Saturday, February 7, 2026
Snow by John Banville
Let me start off by saying that I love John Banville. He is a Booker Prize winning author who has been in consideration for the award many times. He is cut from that cloth. This, on the other hand, is a by the book detective novel set in late 1950's in Ireland. The prose itself is beautiful, notably better than the standard fare, and the plot is not over done. There are undertones--and overtones--of societal commentary embedded within, and it is excellent for all of that, but the plot is not overly involved, what you would come for is the writing.
This features a young Irish detective — earnest, a bit troubled, and a little persnicketty — called St. John (pronounced “Sinjun”) Strafford. Just before Christmas, in a ramshackle country house owned byt the Wexford family in County Wexford, south of Dublin, a Roman Catholic priest is found murdered in, yes, the library. Detective Strafford is sent to investigate. The various suspects — mostly members of the Osborne family and their staff — were all in the house the night of the murder. Pretty standard fare — except for one detail: The priest has also been expertly castrated.
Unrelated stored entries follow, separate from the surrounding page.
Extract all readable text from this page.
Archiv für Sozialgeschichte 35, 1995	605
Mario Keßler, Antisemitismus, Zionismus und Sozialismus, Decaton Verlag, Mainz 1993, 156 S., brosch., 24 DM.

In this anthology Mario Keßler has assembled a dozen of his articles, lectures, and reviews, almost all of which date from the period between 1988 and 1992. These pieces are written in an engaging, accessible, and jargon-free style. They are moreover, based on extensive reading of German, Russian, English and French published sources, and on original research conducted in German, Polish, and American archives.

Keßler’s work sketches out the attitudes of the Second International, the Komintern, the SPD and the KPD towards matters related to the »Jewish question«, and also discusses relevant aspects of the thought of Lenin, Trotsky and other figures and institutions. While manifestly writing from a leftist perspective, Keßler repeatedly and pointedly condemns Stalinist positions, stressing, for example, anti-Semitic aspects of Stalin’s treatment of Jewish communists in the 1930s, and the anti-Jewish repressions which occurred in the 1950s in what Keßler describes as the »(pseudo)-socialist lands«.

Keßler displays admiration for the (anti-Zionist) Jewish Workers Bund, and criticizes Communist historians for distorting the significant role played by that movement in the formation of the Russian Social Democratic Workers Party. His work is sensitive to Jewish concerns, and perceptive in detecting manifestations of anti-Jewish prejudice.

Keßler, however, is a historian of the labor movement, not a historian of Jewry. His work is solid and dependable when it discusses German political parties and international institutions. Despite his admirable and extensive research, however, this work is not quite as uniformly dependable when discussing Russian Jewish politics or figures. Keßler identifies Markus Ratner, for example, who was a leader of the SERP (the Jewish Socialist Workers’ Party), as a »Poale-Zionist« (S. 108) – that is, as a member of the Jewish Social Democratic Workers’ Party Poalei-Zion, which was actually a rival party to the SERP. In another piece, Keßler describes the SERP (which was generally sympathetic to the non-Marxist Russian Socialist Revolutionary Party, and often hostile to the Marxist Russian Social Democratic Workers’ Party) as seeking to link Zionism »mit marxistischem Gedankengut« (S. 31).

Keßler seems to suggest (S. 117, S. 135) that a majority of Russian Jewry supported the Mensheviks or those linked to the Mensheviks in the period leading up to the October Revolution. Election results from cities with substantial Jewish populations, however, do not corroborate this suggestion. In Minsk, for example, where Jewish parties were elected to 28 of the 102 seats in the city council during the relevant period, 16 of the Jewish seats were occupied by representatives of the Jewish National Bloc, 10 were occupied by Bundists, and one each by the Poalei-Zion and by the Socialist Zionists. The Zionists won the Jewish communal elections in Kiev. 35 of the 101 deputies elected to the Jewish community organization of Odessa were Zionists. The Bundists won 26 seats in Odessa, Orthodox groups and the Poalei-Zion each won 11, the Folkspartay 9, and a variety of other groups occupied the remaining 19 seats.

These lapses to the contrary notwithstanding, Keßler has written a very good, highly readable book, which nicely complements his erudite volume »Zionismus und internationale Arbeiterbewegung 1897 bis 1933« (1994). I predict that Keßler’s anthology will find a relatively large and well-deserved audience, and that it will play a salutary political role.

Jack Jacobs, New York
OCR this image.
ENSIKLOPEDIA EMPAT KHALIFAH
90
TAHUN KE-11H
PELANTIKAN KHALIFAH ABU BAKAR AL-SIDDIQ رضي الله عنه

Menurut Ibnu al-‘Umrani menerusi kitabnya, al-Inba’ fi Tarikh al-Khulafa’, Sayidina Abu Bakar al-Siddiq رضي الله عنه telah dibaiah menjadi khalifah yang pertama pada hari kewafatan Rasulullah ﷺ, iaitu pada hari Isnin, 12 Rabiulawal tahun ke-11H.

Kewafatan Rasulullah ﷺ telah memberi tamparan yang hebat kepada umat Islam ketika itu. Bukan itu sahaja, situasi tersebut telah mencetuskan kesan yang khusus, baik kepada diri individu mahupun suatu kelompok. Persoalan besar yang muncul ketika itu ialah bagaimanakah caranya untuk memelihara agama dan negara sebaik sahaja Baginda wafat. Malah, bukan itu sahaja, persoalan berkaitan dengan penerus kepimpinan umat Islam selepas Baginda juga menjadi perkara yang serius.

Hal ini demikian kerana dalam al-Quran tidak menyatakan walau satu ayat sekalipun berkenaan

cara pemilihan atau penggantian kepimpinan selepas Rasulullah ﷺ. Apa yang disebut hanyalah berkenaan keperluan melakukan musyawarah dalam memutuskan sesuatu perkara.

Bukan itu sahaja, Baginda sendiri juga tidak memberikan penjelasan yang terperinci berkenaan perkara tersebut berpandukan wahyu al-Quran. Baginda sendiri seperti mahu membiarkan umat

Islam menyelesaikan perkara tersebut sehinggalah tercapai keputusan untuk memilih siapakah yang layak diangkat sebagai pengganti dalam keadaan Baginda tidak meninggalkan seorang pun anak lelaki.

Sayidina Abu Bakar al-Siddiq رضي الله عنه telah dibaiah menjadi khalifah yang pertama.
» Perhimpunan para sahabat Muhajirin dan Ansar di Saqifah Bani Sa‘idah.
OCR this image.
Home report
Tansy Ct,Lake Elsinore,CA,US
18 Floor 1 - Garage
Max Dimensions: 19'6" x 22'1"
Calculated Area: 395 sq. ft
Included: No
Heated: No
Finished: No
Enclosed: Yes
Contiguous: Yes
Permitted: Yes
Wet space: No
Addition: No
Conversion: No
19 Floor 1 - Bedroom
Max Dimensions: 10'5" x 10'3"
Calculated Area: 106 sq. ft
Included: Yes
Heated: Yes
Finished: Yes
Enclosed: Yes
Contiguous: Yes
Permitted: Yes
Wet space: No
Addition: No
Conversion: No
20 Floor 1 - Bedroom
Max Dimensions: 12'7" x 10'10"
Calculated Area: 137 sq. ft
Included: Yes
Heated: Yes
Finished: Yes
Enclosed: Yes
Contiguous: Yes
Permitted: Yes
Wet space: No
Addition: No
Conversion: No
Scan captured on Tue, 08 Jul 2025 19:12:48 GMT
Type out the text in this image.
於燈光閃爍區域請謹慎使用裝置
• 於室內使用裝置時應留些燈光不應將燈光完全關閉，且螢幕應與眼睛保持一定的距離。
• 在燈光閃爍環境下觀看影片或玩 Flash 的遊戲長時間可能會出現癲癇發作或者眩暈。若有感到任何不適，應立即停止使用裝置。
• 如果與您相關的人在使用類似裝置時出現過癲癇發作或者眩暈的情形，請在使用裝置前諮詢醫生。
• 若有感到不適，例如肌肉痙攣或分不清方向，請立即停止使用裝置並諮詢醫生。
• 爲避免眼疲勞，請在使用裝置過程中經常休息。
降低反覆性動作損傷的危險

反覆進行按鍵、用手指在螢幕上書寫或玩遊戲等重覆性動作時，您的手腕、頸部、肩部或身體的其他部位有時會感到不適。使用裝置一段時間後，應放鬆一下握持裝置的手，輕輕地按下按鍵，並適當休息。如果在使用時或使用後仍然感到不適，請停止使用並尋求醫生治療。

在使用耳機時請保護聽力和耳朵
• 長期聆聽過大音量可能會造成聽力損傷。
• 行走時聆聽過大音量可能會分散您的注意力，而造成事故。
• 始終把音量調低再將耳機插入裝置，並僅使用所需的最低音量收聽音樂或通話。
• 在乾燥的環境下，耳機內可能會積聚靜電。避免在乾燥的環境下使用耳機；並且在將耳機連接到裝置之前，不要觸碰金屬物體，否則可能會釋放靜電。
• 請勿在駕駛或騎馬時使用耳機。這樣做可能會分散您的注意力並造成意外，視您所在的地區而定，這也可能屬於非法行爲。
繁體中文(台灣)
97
Then there is the social context, which is on the surface some, and some I had to read a review to know about. The Osborne family is Anglo-Irish, a colonial class of Protestant landowners who can trace their arrival in Ireland back to the time of Oliver Cromwell and have survived into the 1950s. English in their attitudes, they are a stark reminder to the Catholic Irish that for the 5 percent of the population who are Protestant in this Roman Catholic country, nothing much has changed since the 17th century. The Anglo-Irish — the Horse Protestants, as they are derogatively known — live in their crumbling stately homes, ride to hounds, go to balls and race meetings, speak with a different accent and still own much of the land, managed in a form of benign paternalistic feudalism.
Strafford himself is also Protestant, which I suspect will resurface as the series continues. This is very good, especially if you have an affection for Irish authors, and I would recommend it if you like the genre. It is predictable in ways that might not appeal for those looking for something more obscure.